With Euan Macleod based in Sydney and Gregory O’Brien in Wellington,
the collaborative paintings the two artists have created over the past decade are a continuation
of a trans-Tasman conversation which began in 2009 when O’Brien was writing a monograph
on Macleod’s art. Upon the publication of Euan Macleod—the painter in the painting (Piper Press, 2010) the exchange of ideas between the two migrated to what would soon become an ongoing series of collaborative works on canvas and paper.

At times painting in the same room, at other times in different countries,
Macleod and O’Brien relish their divergent approaches to art-making. As
O’Brien writes, the collaborations set ‘a painterly manner (Euan’s)
alongside my graphic approach, which is probably closer to drawing than
painting. Whereas Euan conjures movement, my image-making is static;
his work is visceral, mine cerebral. Such contradictions fuel our ongoing
project, forcing both of us to step outside our comfort zone.’
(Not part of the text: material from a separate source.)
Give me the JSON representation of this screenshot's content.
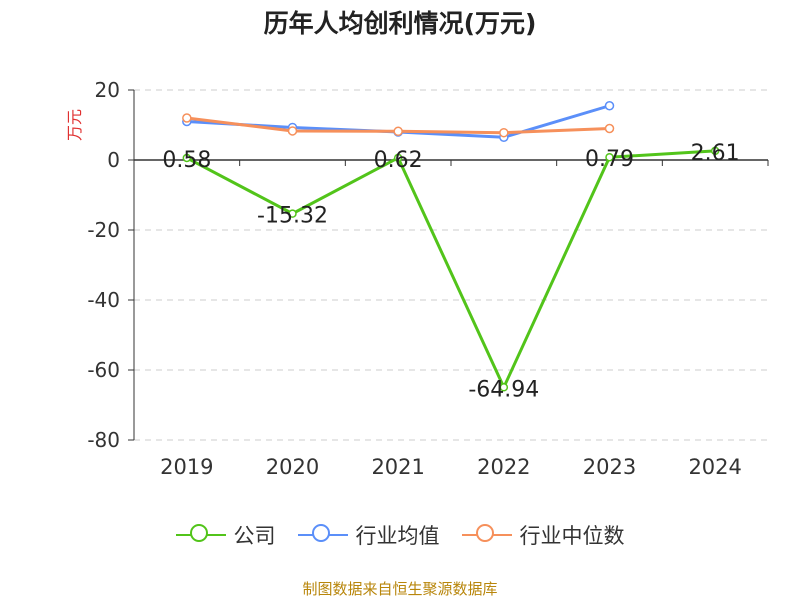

Between 2011 and 2022, the two artists travelled to locations ranging from
Waiheke Island and the Bay of Plenty to Alexandra and Gore. The
resulting images are meditations on provincial, often far-flung places. Yet
these gleanings of ‘local knowledge’ also look outwards to broader
concerns. As the Irish writer Patrick Kavanagh put it, local realities such as
the small town or parish should not be thought of as ‘a perimeter’ but as
‘an aperture: a space through which the world can be seen’. From the
vantage point of these paintings, we are constantly aware of processes of
climate change, environmental degradation and the often vexed
relationship between humanity and its environment.